Als dann nach dem 2. Weltkrieg die Slot Machines stark zunahmen, wurden sie überall verboten, ausser im Bundesstaat Nevada, wo auch Las Vegas liegt.

Nach und nach wurden die Regulationen aber wieder aufgehoben, und jetzt sind sie in den meisten Bundesstaaten erlaubt, allerdings mit Einschränkungen, wie z.B. dass in die Maschine kein Geldautomat eingebaut werden darf.

In der Schweiz sind die Casinos dazu “verpflichtet, eine Sperre an­zuordnen, wenn sie wissen oder annehmen müssen, dass ein Gast über seinen finanziellen Verhältnissen spielt”. Ebenso in Deutschland.

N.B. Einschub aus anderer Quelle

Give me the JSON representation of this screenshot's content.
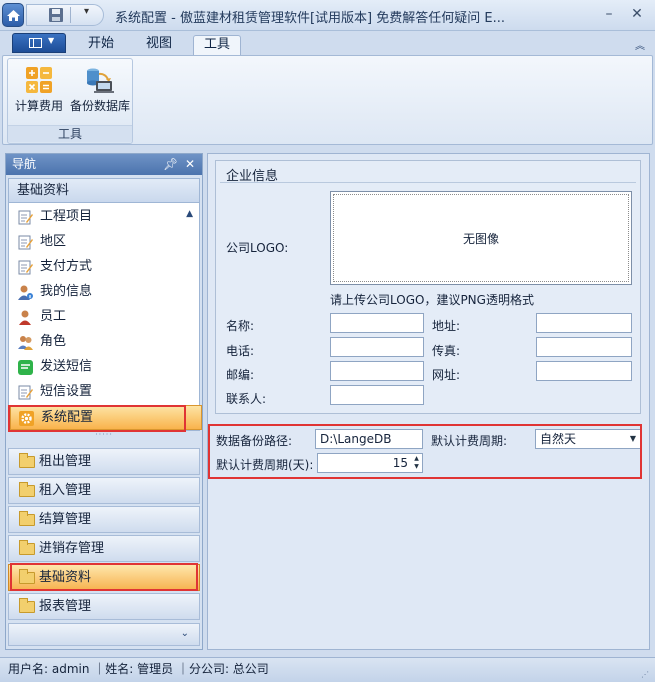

Bei Smartphones sind solche Regulationen noch in weiter Ferne. Nichts deutet darauf hin, den Konsumenten zu schützen, zu viel seiner Zeit in dieses Gerät zu stecken. Der Konsens: Der Konsument hat sich ja freiwillig dafür entschieden, wieso soll nun eine übergeordnete Stelle entscheiden, was davon gut sein soll und was nicht?

Klar, das sind die Mechanismen der freien Marktwirtschaft. Der Kunde konsumiert was er will. Und doch müssen auf Zigaretten-Päckchen die Folgen eines übermässigen Konsums sehr plakativ aufgezeigt werden.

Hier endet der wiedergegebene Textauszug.